Rethinking America's Iran Strategy

Three decades of assumptions about Iran -- including the premises behind Washington's recent outreach to Tehran -- have been transformed by its stunning uprising. It's time for a policy rethink.

The Obama administration's offer to engage was the right idea. But the theocracy's brutal crackdown on the opposition since the June 12 presidential election, followed by the purge of senior politicians in show trials and an alarming increase in general executions, marks a turning point for Iran's revolution. U.S. policy now needs a broader approach. Recent history offers relevant guidelines.

The three most important revolutions of the 20th century -- for their political innovation and impact -- happened in the Soviet Union, China and Iran. At the peak of revolutionary paranoia, the Soviet Union and China witnessed turmoil similar to what is happening today in Iran. Soon afterward, however, Moscow and Beijing altered course. Both began the move from defiant revolutionary regime to a normal state willing to work within the international order and mended relations with the United States.

The shift in both the Soviet Union and China was partly tied to the maturation of revolutions, as Crane Brinton outlined in "The Anatomy of Revolution," which leads to the final stage of "convalescence" that plays out over years, even decades. The Islamic Republic is on the same trajectory. Its current uprising pits those trying to transform Iran into a normal state against unrelenting revolutionaries. The men and women now on trial have made the transition, in varying degrees, in their political thinking.

In their civil disobedience since June, millions of Iranians also have indicated that they're ready for normalcy. The U.S. should now factor them into policy.

The pattern of revolutions suggests, however, that a catalyst is required to trigger the critical transition. The spark has traditionally been one of three factors: a geo-strategic challenge, economic necessity or political exigency. In other words, a revolution needing to convert an enemy into an ally to survive.

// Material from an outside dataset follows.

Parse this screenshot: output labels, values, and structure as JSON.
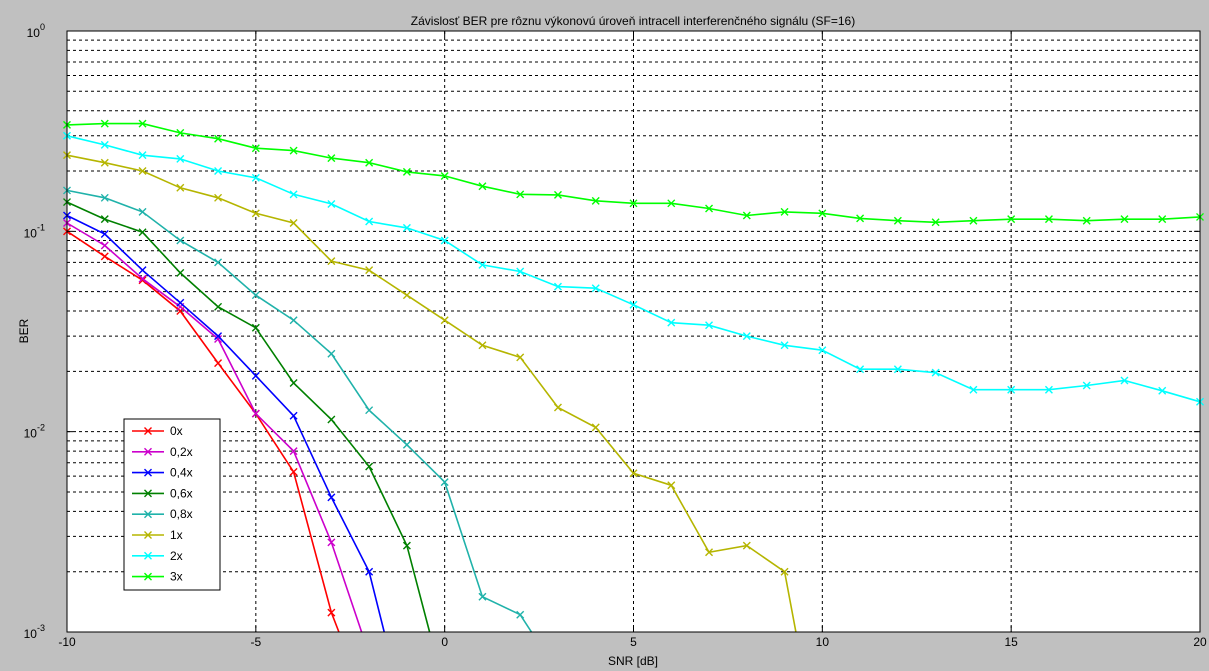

In the Soviet Union, Josef Stalin launched show trials of Communist Party officials from 1936 to 1938, when vast numbers were dispatched to gulags or executed. Yet pressure from the Nazi threat combined with the costs of war spawned a U.S.-Soviet alliance and Stalin's meeting with President Franklin D. Roosevelt and British Prime Minister Winston Churchill. Stalin was succeeded by Nikita Khrushchev, who started de-Stalinization. The revolution's later undoing began after Mikhail Gorbachev concluded that the Soviet system of political control was no longer viable in the information-based global economy and that basic changes were essential to survive.